イジワル上司に恋をして
「ほっとけよ」


「……はぁー」


久々の休日だと言うのに。
天気も良くて、お出掛け日和だと言うのに。

「はぁ」と、再び何度目なのかももうわからない溜め息を吐いて、わたしはひとり、アパートにいた。

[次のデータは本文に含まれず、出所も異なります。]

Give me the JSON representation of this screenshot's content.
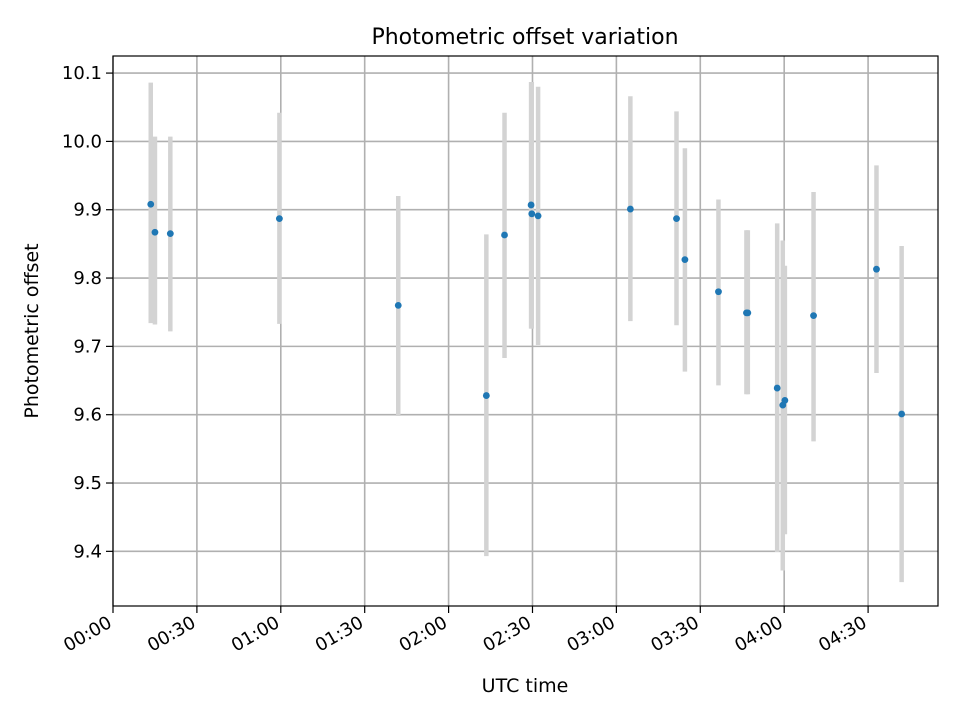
{
  "chart_data": {
    "type": "scatter",
    "title": "Photometric offset variation",
    "xlabel": "UTC time",
    "ylabel": "Photometric offset",
    "xlim_minutes": [
      0,
      295
    ],
    "ylim": [
      9.32,
      10.125
    ],
    "x_ticks": [
      {
        "minutes": 0,
        "label": "00:00"
      },
      {
        "minutes": 30,
        "label": "00:30"
      },
      {
        "minutes": 60,
        "label": "01:00"
      },
      {
        "minutes": 90,
        "label": "01:30"
      },
      {
        "minutes": 120,
        "label": "02:00"
      },
      {
        "minutes": 150,
        "label": "02:30"
      },
      {
        "minutes": 180,
        "label": "03:00"
      },
      {
        "minutes": 210,
        "label": "03:30"
      },
      {
        "minutes": 240,
        "label": "04:00"
      },
      {
        "minutes": 270,
        "label": "04:30"
      }
    ],
    "y_ticks": [
      {
        "value": 9.4,
        "label": "9.4"
      },
      {
        "value": 9.5,
        "label": "9.5"
      },
      {
        "value": 9.6,
        "label": "9.6"
      },
      {
        "value": 9.7,
        "label": "9.7"
      },
      {
        "value": 9.8,
        "label": "9.8"
      },
      {
        "value": 9.9,
        "label": "9.9"
      },
      {
        "value": 10.0,
        "label": "10.0"
      },
      {
        "value": 10.1,
        "label": "10.1"
      }
    ],
    "grid": true,
    "point_color": "#1f77b4",
    "errorbar_color": "#d3d3d3",
    "points": [
      {
        "time": "00:13:30",
        "minutes": 13.5,
        "y": 9.908,
        "err_low": 9.734,
        "err_high": 10.086
      },
      {
        "time": "00:15:00",
        "minutes": 15.0,
        "y": 9.867,
        "err_low": 9.732,
        "err_high": 10.007
      },
      {
        "time": "00:20:30",
        "minutes": 20.5,
        "y": 9.865,
        "err_low": 9.722,
        "err_high": 10.007
      },
      {
        "time": "00:59:30",
        "minutes": 59.5,
        "y": 9.887,
        "err_low": 9.733,
        "err_high": 10.042
      },
      {
        "time": "01:42:00",
        "minutes": 102.0,
        "y": 9.76,
        "err_low": 9.598,
        "err_high": 9.92
      },
      {
        "time": "02:13:30",
        "minutes": 133.5,
        "y": 9.628,
        "err_low": 9.393,
        "err_high": 9.864
      },
      {
        "time": "02:20:00",
        "minutes": 140.0,
        "y": 9.863,
        "err_low": 9.683,
        "err_high": 10.042
      },
      {
        "time": "02:29:30",
        "minutes": 149.5,
        "y": 9.907,
        "err_low": 9.726,
        "err_high": 10.087
      },
      {
        "time": "02:29:45",
        "minutes": 149.75,
        "y": 9.894,
        "err_low": 9.726,
        "err_high": 10.087
      },
      {
        "time": "02:32:00",
        "minutes": 152.0,
        "y": 9.891,
        "err_low": 9.702,
        "err_high": 10.08
      },
      {
        "time": "03:05:00",
        "minutes": 185.0,
        "y": 9.901,
        "err_low": 9.737,
        "err_high": 10.066
      },
      {
        "time": "03:21:30",
        "minutes": 201.5,
        "y": 9.887,
        "err_low": 9.731,
        "err_high": 10.044
      },
      {
        "time": "03:24:30",
        "minutes": 204.5,
        "y": 9.827,
        "err_low": 9.663,
        "err_high": 9.99
      },
      {
        "time": "03:36:30",
        "minutes": 216.5,
        "y": 9.78,
        "err_low": 9.643,
        "err_high": 9.915
      },
      {
        "time": "03:46:30",
        "minutes": 226.5,
        "y": 9.749,
        "err_low": 9.63,
        "err_high": 9.87
      },
      {
        "time": "03:47:00",
        "minutes": 227.0,
        "y": 9.749,
        "err_low": 9.63,
        "err_high": 9.87
      },
      {
        "time": "03:57:30",
        "minutes": 237.5,
        "y": 9.639,
        "err_low": 9.399,
        "err_high": 9.88
      },
      {
        "time": "03:59:30",
        "minutes": 239.5,
        "y": 9.614,
        "err_low": 9.372,
        "err_high": 9.855
      },
      {
        "time": "04:00:15",
        "minutes": 240.25,
        "y": 9.621,
        "err_low": 9.425,
        "err_high": 9.818
      },
      {
        "time": "04:10:30",
        "minutes": 250.5,
        "y": 9.745,
        "err_low": 9.561,
        "err_high": 9.926
      },
      {
        "time": "04:33:00",
        "minutes": 273.0,
        "y": 9.813,
        "err_low": 9.661,
        "err_high": 9.965
      },
      {
        "time": "04:42:00",
        "minutes": 282.0,
        "y": 9.601,
        "err_low": 9.355,
        "err_high": 9.847
      }
    ]
  }
}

連日の疲れと、寝る時間が遅めだったのもあって、目が覚めたのは午前10時過ぎ。それでも、まだ午前なだけいいか、なんて思いながら。
わたしはホットミルクを淹れて、丸いラグに腰を降ろす。
窓の外で、ゆっくりと流れる雲を見つめ、カップで手を温めながらボーッとする。

決して寒くはない季節なのに、ホットミルク。

真夏を覗き、大抵朝は温かい飲み物を欲するわたし。
けど、ホットミルクの役割はそれだけじゃなくて。
気持ちを落ち着かせたかったり、ホッとしたいときに飲みたくなるもの。

コクッと喉を鳴らして、人肌になったミルクで胃を温める。

いや。〝心を〟……かも。


『わたし……ちょっとまだ、わからない……です』


動揺していた結果、自分で口にしていた言葉はそれだった。
そして、それを受けた西嶋さんは、少し固い笑顔でこう言った。


『そう、だよね。急だよね、うん。……じゃあ、少し考えてみて』


だけど、それがわたしの本心で、素直な気持ちだったと思うから。


「……後悔は、してない……はず」


ひとりきりの部屋で、ぽつりと漏らす。